Dalam hati, Vincia mengiakan ucapan Gohvin. Kehadiran lelaki itu seperti ruang aman untuk segala curahan perasaannya. Mungkin alasan utama karena Gohvin adalah sosok tidak kasatmata. Jadi, ia tidak perlu takut ada rahasia yang dibongkar pada orang lain.
***
Dengan rambut yang mulai mengering Vincia keluar dari kamar. Aroma lezat langsung mengundangnya menuju ruang makan.
“Masak apa?” tanya Vincia sambil menarik dan duduk di kursi. Ia mulai terbiasa melihat sosok jangkung itu mengenakan apron hijau bergambar kura-kura miliknya.
“Cuma masak nasi, kok. Lauknya bulgogi dan gioza yang tadi dibawakan Tante Hilma,” jelas Gohvin sambil melepas dan melipat apron, “ayo, makan.”
Vincia mengangguk lalu mengambil sendok dan berdoa sebelum menyuap nasi. Mereka makan dalam diam, saling berhadapan. Hanya terdengar denting sendok dan garpu menyentuh mangkuk porselen.
Usai makan, Vincia berinisiatif untuk mencuci piring sementara Gohvin merapikan meja. Ketika berbalik hendak mengangkat jemuran, pandangannya menangkap buket pemberian Valdo tempo hari. 12 tangkai mawar dikelilingi aster putih itu diletakkan pada vas di atas bufet dekat ruang lukis sang ayah.
Ekspresi Vincia kembali berkerut kesal. “Duh, kenapa, sih, dia harus memberi bunga? Tidak bisa disimpan. Tidak bisa dimakan,” gerutunya sambil memperhatikan beberapa tepian kelopak mawar yang mulai menghitam.
“Kata siapa?” ujar Gohvin yang muncul di sebelahnya dengan tiba-tiba. Lelaki itu meletakkan kembali kotak kardus pemberian Tante Hilma ke atas meja, yang semula mau ia lihat isinya bersama Vincia.
Glabela Vincia berkerut. “Maksudnya? Memangnya mawar bisa dimakan?”
Gohvin hanya menanggapi dengan seringai angkuh yang tampak menyebalkan bagi Vincia. Ia mengambil buket dari dalam vas dan membawanya ke dapur.
“Jangan mengusiliku, Gohvin,” sungut Vincia. Meski demikian, ia tetap mengikuti dan memperhatikan apa yang dilakukan lelaki itu.
Seolah-olah jarinya sudah terbiasa, Gohvin melepaskan kelopak mawar dari tangkai.
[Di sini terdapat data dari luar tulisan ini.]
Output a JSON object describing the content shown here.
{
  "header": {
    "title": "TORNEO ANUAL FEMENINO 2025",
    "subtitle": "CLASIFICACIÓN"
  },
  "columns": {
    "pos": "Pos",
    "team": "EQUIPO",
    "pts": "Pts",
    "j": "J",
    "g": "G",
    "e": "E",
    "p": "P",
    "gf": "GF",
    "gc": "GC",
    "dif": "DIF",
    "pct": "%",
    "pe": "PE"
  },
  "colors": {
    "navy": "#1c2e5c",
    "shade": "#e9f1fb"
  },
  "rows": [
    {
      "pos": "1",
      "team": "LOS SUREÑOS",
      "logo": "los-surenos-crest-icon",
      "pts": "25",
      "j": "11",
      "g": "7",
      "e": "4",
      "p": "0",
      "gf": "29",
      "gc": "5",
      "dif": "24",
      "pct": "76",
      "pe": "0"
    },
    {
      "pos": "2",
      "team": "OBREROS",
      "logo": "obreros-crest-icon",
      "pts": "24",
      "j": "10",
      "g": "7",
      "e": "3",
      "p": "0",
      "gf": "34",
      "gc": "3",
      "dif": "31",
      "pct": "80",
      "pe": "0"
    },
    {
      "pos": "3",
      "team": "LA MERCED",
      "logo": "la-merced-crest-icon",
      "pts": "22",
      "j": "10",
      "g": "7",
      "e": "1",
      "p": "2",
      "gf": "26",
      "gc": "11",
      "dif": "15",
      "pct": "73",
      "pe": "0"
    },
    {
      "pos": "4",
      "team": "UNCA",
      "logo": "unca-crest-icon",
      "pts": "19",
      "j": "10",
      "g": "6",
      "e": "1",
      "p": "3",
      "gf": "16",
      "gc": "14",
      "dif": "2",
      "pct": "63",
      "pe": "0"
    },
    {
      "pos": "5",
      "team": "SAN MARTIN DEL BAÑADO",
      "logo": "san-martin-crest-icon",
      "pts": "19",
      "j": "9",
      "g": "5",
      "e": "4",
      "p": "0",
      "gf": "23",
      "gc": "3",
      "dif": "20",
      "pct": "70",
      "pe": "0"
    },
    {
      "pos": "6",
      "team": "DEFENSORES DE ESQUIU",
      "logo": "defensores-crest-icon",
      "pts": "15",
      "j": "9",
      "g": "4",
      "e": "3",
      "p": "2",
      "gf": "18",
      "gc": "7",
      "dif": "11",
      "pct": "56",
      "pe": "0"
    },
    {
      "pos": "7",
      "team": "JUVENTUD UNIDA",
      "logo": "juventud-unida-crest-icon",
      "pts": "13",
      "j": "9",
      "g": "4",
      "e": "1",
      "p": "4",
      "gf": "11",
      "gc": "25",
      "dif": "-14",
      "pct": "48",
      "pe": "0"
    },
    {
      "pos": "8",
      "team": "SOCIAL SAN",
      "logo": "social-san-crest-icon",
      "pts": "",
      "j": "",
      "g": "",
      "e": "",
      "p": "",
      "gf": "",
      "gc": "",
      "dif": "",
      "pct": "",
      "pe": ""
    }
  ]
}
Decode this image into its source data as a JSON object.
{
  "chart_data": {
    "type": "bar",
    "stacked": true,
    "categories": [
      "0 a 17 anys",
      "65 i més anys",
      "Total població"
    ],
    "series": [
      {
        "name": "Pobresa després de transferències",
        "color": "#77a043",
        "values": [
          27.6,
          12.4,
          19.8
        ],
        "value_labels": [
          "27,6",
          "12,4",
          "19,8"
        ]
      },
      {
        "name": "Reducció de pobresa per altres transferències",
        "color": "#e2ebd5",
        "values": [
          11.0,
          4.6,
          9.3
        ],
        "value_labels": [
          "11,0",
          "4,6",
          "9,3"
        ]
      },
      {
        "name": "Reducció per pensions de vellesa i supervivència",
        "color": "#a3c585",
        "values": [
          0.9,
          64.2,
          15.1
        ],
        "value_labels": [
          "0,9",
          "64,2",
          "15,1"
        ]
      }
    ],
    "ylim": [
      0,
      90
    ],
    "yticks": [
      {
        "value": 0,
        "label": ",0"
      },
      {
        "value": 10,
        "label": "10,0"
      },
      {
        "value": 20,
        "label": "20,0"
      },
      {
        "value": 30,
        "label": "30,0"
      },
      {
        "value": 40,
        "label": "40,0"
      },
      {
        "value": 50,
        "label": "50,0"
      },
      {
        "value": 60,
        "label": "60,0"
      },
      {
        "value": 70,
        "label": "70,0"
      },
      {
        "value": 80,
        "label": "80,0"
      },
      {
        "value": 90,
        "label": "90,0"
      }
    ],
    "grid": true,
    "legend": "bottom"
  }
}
Vincia ikut melakukan hal yang sama. Kemudian lelaki itu memisahkan antara kelopak yang masih segar dan membuang bagian yang sudah layu.
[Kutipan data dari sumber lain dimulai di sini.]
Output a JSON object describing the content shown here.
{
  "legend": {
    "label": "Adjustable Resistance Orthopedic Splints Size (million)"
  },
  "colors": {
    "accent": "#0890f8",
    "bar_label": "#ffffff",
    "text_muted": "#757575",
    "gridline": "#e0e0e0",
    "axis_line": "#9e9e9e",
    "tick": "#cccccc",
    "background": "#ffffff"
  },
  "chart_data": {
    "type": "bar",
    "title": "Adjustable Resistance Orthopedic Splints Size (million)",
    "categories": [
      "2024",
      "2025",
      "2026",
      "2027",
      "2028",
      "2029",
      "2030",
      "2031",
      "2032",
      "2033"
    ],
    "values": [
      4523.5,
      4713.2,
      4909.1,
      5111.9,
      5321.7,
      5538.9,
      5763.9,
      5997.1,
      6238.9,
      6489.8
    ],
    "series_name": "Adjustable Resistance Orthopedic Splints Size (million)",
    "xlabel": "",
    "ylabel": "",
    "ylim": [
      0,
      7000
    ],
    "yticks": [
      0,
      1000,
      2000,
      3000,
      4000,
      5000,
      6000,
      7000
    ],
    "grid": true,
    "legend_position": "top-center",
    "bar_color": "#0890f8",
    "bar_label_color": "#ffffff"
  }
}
Vincia memperhatikan semua langkah yang dilakukan Gohvin. Sesekali ia ikut kalau diminta, seperti ketika mencuci kelopak-kelopak mawar. Setelah penirisan, lelaki itu meletakkan panci ke atas kompor dan mengisinya dengan sebagian mawar, kemudian menempatkan mangkuk kaca di tengah-tengah.
“Tutupnya terbalik, Gohvin,” tegur Vincia sambil mendengkuskan tawa, “ternyata kau bisa juga melakukan hal konyol.”
“Memang seperti itu caranya,” ujar Gohvin santai sambil menyalakan api kecil. Sama sekali tidak terdengar tersinggung atau meremehkan Vincia, “supaya embun yang muncul di dalam panci lebih mudah terkumpul ke dalam mangkuk.”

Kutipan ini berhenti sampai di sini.